O seriado The Twilight Zone (Além da Imaginação, no Brasil) figura com alguma facilidade na lista das produções mais importantes realizadas na televisão norte-americana. Fruto da dedicação apaixonada do roteirista Rod Sterling pela ficção científica, o programa se tornou responsável, graças à eficiência de suas narrativas de 30 minutos, por influenciar uma geração inteira de produtores culturais.

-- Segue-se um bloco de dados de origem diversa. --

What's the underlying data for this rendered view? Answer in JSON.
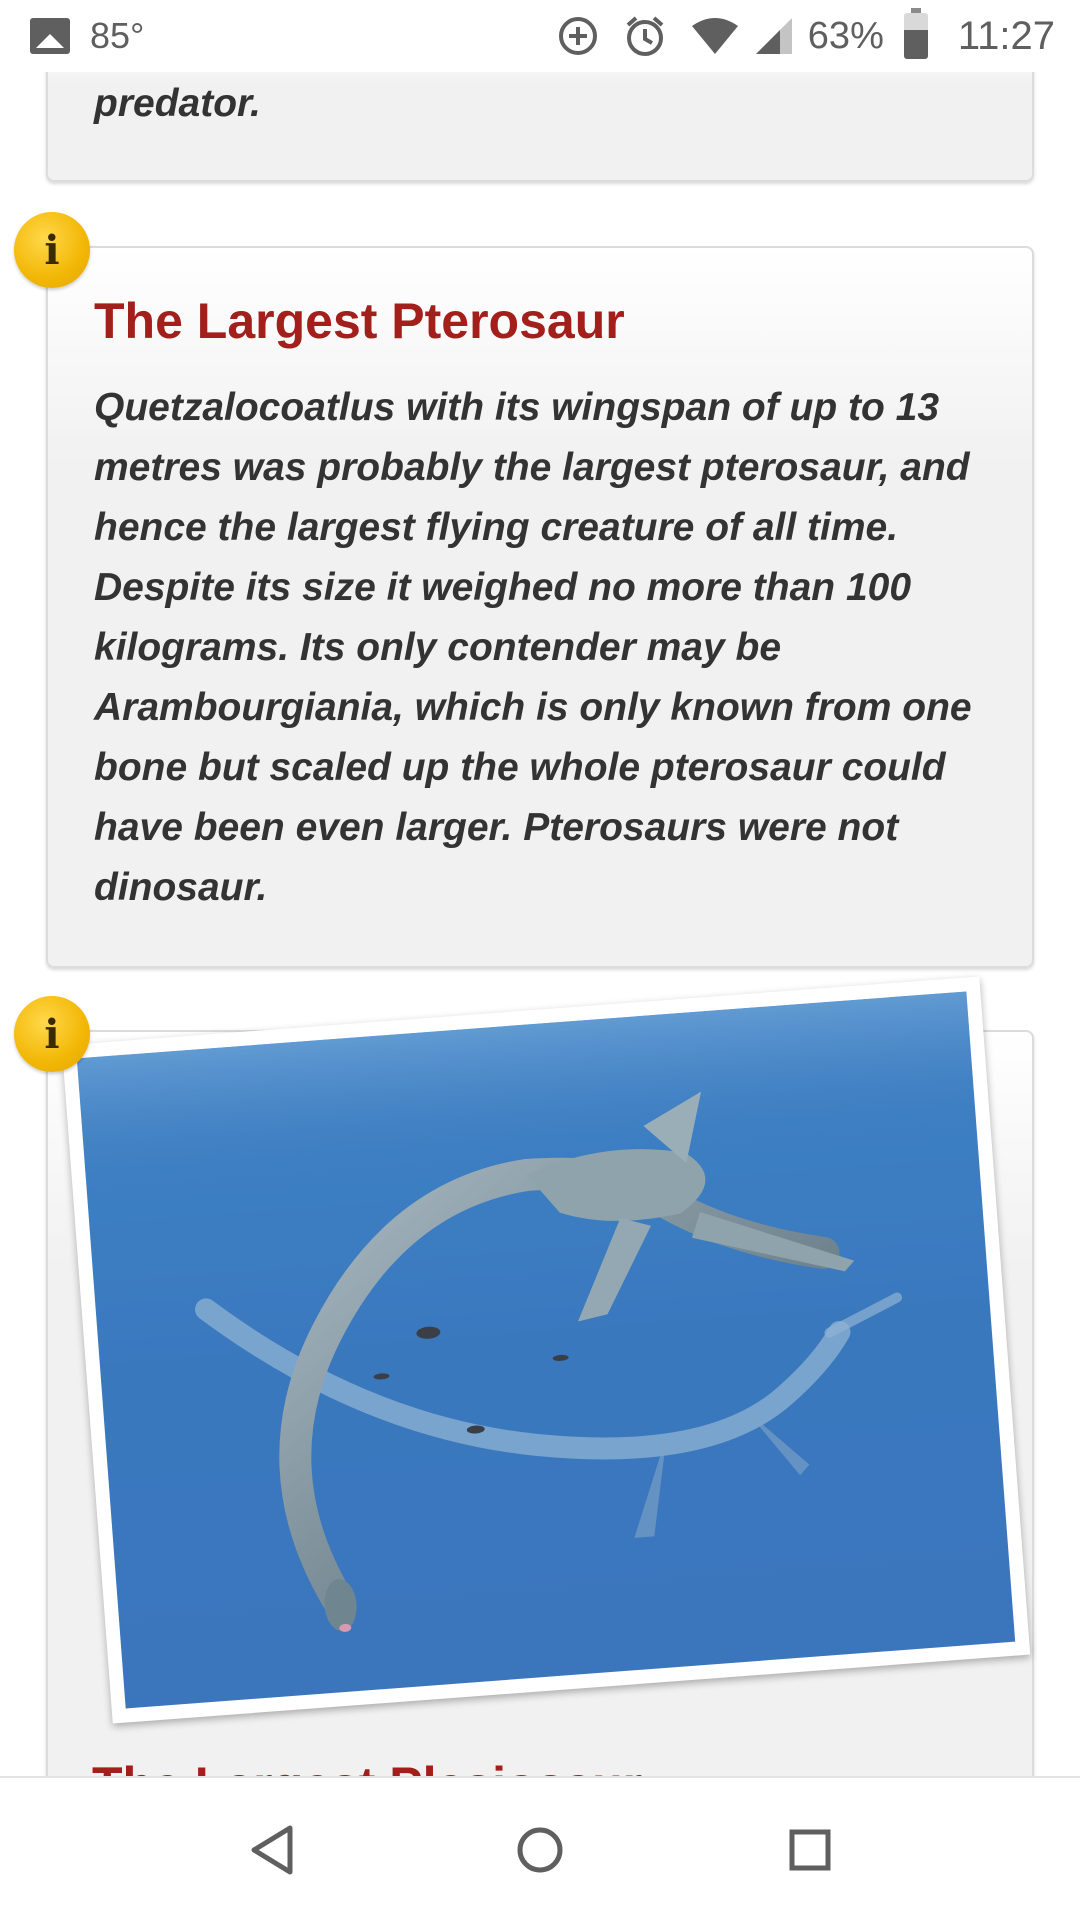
{
  "status_bar": {
    "temperature": "85°",
    "battery_percent": "63%",
    "battery_level": 0.63,
    "time": "11:27",
    "icons": [
      "gallery-icon",
      "data-saver-icon",
      "alarm-icon",
      "wifi-icon",
      "cell-signal-icon",
      "battery-icon"
    ]
  },
  "cards": {
    "top": {
      "text": "predator."
    },
    "largest_pterosaur": {
      "title": "The Largest Pterosaur",
      "body": "Quetzalocoatlus with its wingspan of up to 13 metres was probably the largest pterosaur, and hence the largest flying creature of all time. Despite its size it weighed no more than 100 kilograms. Its only contender may be Arambourgiania, which is only known from one bone but scaled up the whole pterosaur could have been even larger. Pterosaurs were not dinosaur."
    },
    "next": {
      "partial_title": "The Largest Plesiosaur",
      "image_icon": "plesiosaur-image"
    }
  },
  "info_icon_glyph": "i",
  "nav_bar": {
    "buttons": [
      "back-icon",
      "home-icon",
      "recents-icon"
    ]
  },
  "colors": {
    "title_red": "#a31f1b",
    "info_yellow": "#f2b705",
    "water_blue": "#3b78be"
  }
}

Joe Dante, Steven Spielberg e Gene Roddenberry foram alguns dos artistas de Hollywood que beberam na fonte da série. Na literatura, claro, Stephen King foi um dos maiores entusiastas. A ponto de pensar algumas de suas próprias histórias como episódios do programa. No livro-ensaio Dança Macabra, lançado em 1981, o escritor dedica um capítulo inteiro para analisar tramas de episódios assinados por Serling.
No filme Olhos de Gato (1985), aliás, King parece dialogar diretamente com a atração televisiva, estruturando o roteiro em três episódios de meia-hora, independentes entre si. A conexão entre as histórias da produção é o tal gato, que dá nome ao longa-metragem, e aparece como observador e personagem das tramas.
Olhos de Gato é mais um exemplo de como o livro Sombras da Noite serviu de base para um extenso repertório de adaptações cinematográficas baseadas na obra de Stephen King.
O título foi a segunda empreitada do mestre do suspense como roteirista. A primeira havia sido Creepshow (1981) em parceria com George Romero (leia mais sobre o diretor aqui). O texto adapta dois de seus contos e escreve uma história completamente nova. O último segmento, General, foi criado especialmente para o filme, enquanto Quitters, Inc (baseado em Fumantes Ltda.) e The Ledge (baseado em O Ressalto) vieram do livro Sombras da Noite. A mesma coletânea serviu como base de Mangler – O Grito do Terror (1995) (leia mais aqui) e A Criatura do Cemitério (1989) (leia mais aqui).
Muito superior aos dois outros títulos citados, Olhos de Gato se beneficia da boa direção de Lewis Teague, que havia comandado a adaptação de Cujo (1983). O cão vampiro até faz uma participação especial no início do filme, quando persegue o gato que guia o público pelas histórias. Na mesma cena, temos um vislumbre do Plymouth Fury, de Christine, o Carro Assassino (1983).
Nesse intrincado jogo de autorreferências, King e Taegue apresentam ao espectador a um universo episódico tão surreal quanto as situações imaginadas por Serling menos de três décadas antes. No primeiro arco, acompanhamos Dick Morrison (James Woods), um homem que, por meio de um amigo, decide contratar os serviços da Fumantes Ltda., empresa especializada em livrar seus clientes do tabaco com métodos de persuasão eficazes. Refletindo a própria dificuldade que teve em largar o cigarro, o escritor mostra que a estratégia da corporação é seguir o funcionário e ameaçar sua família para que ele evite a todo custo o tabaco.
Na segunda trama, um apostador (Robet Heyes) decide se vingar do amante de sua mulher e o força a andar pela beirada de um recuo do prédio. Se sobreviver, pode fugir com sua amada e com uma generosa quantia de dinheiro. Com os melhores efeitos visuais do longa-metragem, a sequência em que o personagem chantageado tenta se livrar de um pombo que devora seu pé é, ainda hoje, bastante angustiante.
Na última trama, o tal gato, que estava de passagem pelas outras histórias, se torna o protagonista. Isso porque ele precisa impedir um minúsculo troll de sugar a alma de uma menina (Drew Barrymore, ainda se acostumando às telonas). Considerado pelo crítico Roger Ebert como o melhor momento de Olhos de Gato, essa história carece da paixão encontrada nas demais. Barrymore, que teve o papel escrito para ela após a experiência de A Incendiária (1984), serve como isca nessa relação que emula a animação Tom e Jerry. O desenho chega a ser citado no filme e serve como uma prova de que King tem outras influências televisivas além de The Twilight Zone.